How do you sell real estate in the time of the COVID-19 pandemic when people are advised to stay home and keep a safe distance from others? Some realtors have a solution — the virtual tour.
“I think it’s a really good temporary fix to what’s going on right now,” says Tal Adla, a broker with Douglas Elliman. “There’s nothing else that you can really do besides getting there.”
360-degree video vs. video
Though many realtors use video, Adla maintains that those don’t get into the nitty-gritty or any real visual details of the house and property as 360-degree video, where a view in every direction is recorded at the same time.
Some agents use Photoshopped, high production video that shoots at certain angles and vantage points which make the homes look better, notes Adla, adding that when they actually see the house, buyers are frequently disappointed.
“When you’re on 360, you look all around,” he says. “You’re there, looking all around. You can’t hide anything. It’s all there in 360. People love it because it’s very transparent.”
Having used this technology for the past four or five years, Adla says it’s especially convenient for people who are out of state or, for some reason, unable to attend an open house. “It gives them a true vision, secondary to their being there personally,” he says.
At Daniel Gale Sotheby’s International Realty, brokers can create 3-D walk-throughs with Matterport digital technology that allows clients to see properties, three-dimensional floor plans and virtually measure areas around the house. In addition, Daniel Gale’s website offers short videos highlighting pertinent information to potential homebuyers on more than 100 communities throughout Long Island.
How it works
To host a virtual open house, Adla posts an announcement on his Facebook page, inviting people to join him for an interactive tour when he goes live.
Armed with his 360-degree gadgetry, Adla does the virtual tour by strolling around the house and property, as he highlights points of interest to his viewers.

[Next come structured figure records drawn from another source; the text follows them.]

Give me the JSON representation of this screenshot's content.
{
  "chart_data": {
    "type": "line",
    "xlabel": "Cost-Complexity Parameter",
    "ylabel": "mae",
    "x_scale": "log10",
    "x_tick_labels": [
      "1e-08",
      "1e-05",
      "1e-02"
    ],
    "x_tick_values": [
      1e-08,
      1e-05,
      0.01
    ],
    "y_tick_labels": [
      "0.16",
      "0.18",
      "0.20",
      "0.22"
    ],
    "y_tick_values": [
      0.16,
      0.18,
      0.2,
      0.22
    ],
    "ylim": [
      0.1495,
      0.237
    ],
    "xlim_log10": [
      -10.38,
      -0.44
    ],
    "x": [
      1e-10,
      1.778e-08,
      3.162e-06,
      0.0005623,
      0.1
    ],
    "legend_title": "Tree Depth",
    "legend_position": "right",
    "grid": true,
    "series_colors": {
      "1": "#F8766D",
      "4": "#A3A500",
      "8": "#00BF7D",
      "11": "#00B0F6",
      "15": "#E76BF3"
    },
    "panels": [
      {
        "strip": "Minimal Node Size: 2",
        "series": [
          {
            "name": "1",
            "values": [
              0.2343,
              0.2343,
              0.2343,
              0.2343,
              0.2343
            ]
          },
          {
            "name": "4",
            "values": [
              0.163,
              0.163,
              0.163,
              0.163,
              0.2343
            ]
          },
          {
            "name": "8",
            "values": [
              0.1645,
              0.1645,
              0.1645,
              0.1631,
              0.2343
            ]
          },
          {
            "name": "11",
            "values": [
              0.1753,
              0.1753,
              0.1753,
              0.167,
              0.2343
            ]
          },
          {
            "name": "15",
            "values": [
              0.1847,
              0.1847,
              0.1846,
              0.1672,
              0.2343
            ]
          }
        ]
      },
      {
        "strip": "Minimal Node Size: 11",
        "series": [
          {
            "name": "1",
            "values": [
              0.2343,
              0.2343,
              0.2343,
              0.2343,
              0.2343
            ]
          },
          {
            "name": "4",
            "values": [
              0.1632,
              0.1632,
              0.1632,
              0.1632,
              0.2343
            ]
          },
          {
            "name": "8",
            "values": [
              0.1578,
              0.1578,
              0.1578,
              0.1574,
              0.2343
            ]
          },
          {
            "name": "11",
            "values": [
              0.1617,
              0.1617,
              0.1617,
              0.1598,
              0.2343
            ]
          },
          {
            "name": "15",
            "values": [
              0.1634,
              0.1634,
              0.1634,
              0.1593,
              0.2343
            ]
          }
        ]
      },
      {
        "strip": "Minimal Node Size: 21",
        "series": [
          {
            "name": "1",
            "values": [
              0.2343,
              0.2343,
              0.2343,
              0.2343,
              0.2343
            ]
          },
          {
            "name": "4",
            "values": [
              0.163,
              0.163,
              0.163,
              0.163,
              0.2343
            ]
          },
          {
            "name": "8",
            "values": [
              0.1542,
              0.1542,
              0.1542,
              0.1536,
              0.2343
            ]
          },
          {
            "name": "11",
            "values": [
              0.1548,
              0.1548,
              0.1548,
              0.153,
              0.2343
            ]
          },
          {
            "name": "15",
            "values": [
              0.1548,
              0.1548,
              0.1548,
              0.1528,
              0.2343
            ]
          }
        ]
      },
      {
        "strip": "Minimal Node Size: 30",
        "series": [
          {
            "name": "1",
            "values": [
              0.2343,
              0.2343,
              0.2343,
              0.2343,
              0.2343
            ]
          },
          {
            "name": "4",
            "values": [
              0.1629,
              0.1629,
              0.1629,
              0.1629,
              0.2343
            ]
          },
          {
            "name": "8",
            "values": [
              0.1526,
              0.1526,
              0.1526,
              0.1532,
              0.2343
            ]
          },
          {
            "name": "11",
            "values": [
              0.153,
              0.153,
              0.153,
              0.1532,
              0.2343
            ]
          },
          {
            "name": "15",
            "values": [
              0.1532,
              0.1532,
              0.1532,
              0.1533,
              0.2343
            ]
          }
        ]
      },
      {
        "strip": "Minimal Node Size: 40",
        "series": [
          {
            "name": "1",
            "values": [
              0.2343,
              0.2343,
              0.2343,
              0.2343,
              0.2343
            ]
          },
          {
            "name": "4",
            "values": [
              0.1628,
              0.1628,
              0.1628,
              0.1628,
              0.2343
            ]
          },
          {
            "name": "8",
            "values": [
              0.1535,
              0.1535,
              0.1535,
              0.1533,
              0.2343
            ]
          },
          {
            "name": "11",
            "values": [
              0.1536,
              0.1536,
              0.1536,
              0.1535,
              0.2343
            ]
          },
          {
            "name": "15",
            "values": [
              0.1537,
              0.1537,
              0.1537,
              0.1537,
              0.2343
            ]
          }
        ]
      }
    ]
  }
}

“They don’t have to necessarily be watching me — they can be scrolling around on a computer,” he says, adding that on a cellphone, you can preview the house in all different directions.
Viewers can text Adla questions, which he then reads aloud and answers on the video, so that everyone can hear it, as they would if they were all actually there at the house.
The technology isn’t quite perfect, Adla admits, and it can at times distort sizes and shapes, like making his head appear too large for his body. To correct that, Adla supplements the 360-degree tour with a cellphone video of the house.
This weekend, Adla plans to do two 360-degree live video open houses for two of his listings: one in East Hampton, the other, in Southampton.
“It’s literally a virtual open house,” Adla explains. “You can be on your couch. You go through the video, you watch me walk through and we’re chatting. And then, once we’re done, you can re-watch it: forward, slow down, reverse — whatever.”